MasterSet: A Benchmark for Must-Cite Citation Recommendation

Apr 20, 2026 · 2 min read

Overview

MasterSet is a large-scale benchmark designed to evaluate must-cite citation recommendation in AI and machine learning research. Given only the title and abstract of a paper, the task is to retrieve the small set of papers so central to the work—direct experimental baselines, foundational methods, core datasets—that omitting them would misrepresent the contribution’s novelty or undermine reproducibility.

A live demo is available at mustcite.com.

Motivation

The volume of AI/ML publications has grown by an order of magnitude over the past decade. Existing citation recommendation systems focus on broad topical relevance, but researchers need something more targeted: which specific papers must they cite? Missing a key baseline or foundational method is not merely an oversight—it can constitute an incomplete or misleading submission.

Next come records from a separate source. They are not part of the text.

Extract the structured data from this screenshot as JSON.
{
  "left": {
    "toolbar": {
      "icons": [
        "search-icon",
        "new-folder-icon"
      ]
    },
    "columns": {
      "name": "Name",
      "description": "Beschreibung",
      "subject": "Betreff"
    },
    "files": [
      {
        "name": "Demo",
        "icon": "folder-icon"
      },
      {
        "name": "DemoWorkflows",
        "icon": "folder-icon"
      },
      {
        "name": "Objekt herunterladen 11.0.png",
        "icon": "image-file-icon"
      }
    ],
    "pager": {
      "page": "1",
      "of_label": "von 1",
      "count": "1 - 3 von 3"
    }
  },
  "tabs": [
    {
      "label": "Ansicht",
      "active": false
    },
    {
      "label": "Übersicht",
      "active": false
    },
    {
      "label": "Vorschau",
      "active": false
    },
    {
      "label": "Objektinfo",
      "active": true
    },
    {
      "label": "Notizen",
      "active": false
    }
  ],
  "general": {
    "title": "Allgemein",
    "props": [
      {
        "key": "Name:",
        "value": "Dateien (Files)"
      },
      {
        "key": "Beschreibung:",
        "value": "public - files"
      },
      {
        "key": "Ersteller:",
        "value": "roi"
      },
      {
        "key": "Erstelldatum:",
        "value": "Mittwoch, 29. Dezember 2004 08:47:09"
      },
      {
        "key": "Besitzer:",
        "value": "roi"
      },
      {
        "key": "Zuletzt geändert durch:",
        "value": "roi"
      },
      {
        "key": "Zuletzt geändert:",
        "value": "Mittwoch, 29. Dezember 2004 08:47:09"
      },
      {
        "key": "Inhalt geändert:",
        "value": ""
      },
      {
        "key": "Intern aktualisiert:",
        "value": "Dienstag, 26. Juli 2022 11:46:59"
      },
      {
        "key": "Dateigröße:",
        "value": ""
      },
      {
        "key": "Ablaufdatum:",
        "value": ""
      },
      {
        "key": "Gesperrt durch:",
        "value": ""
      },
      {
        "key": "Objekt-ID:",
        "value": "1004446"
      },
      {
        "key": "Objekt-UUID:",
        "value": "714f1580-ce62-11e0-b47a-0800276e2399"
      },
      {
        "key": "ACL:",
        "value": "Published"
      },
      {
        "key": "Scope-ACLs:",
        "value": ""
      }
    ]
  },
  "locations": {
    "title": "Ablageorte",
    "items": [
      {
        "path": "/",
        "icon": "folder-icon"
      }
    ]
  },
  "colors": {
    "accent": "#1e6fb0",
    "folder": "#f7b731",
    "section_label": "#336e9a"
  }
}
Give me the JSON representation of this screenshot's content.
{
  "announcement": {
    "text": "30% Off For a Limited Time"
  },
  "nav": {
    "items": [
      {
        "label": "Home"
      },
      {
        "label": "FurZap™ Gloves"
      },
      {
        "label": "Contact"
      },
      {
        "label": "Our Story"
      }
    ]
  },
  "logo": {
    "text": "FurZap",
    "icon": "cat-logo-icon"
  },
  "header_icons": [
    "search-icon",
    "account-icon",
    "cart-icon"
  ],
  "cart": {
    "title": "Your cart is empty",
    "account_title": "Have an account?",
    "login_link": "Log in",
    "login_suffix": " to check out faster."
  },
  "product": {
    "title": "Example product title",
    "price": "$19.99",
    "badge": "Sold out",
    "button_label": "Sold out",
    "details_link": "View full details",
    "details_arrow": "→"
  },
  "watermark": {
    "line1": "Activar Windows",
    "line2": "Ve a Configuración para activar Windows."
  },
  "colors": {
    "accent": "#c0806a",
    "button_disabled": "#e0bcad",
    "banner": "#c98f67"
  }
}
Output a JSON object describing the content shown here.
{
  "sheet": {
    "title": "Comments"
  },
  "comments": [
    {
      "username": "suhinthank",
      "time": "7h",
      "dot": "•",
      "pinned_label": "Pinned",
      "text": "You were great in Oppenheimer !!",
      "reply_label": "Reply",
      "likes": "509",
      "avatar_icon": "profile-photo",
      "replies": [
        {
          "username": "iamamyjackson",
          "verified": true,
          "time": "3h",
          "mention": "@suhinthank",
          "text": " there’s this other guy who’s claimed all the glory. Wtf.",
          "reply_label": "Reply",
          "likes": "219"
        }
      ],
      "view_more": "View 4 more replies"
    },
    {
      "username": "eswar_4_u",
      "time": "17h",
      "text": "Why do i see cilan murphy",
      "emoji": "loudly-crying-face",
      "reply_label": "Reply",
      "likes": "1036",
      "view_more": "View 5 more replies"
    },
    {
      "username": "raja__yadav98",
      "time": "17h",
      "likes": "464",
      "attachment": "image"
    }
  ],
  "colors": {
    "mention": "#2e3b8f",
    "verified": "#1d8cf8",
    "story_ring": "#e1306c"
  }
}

MasterSet is the first benchmark specifically designed to evaluate this harder, higher-stakes task.

Dataset

MasterSet is built on 153,373 papers collected from official proceedings of 15 peer-reviewed venues, including NeurIPS, ICML, ICLR, CVPR, ACL, and others spanning core ML, computer vision, NLP, and probabilistic methods. Papers are collected using Open Papers, a venue-specific scraper that retrieves directly from official proceedings websites rather than aggregator APIs, yielding exact, verified paper counts free of preprint conflation.

Annotation

Every citation instance is annotated with a three-tier labeling scheme:

  • Type I: Experimental baseline status (binary)
  • Type II: Core relevance on a 1–5 scale
  • Type III: Intra-paper mention frequency

Over 2 million citation instances are labeled using Gemini 2.5 Flash as an LLM judge, validated against human expert annotations on a stratified sample of 510 instances.

Benchmark Results

We evaluate sparse retrieval (BM25), dense scientific embeddings (SPECTER, SciNCL, SciBERT), and graph-based methods. The best baseline, SciBERT fine-tuned with contrastive loss, recovers fewer than 50% of must-cite papers in the top 100 from a 67,761-paper pool—confirming that must-cite retrieval remains a substantially open problem.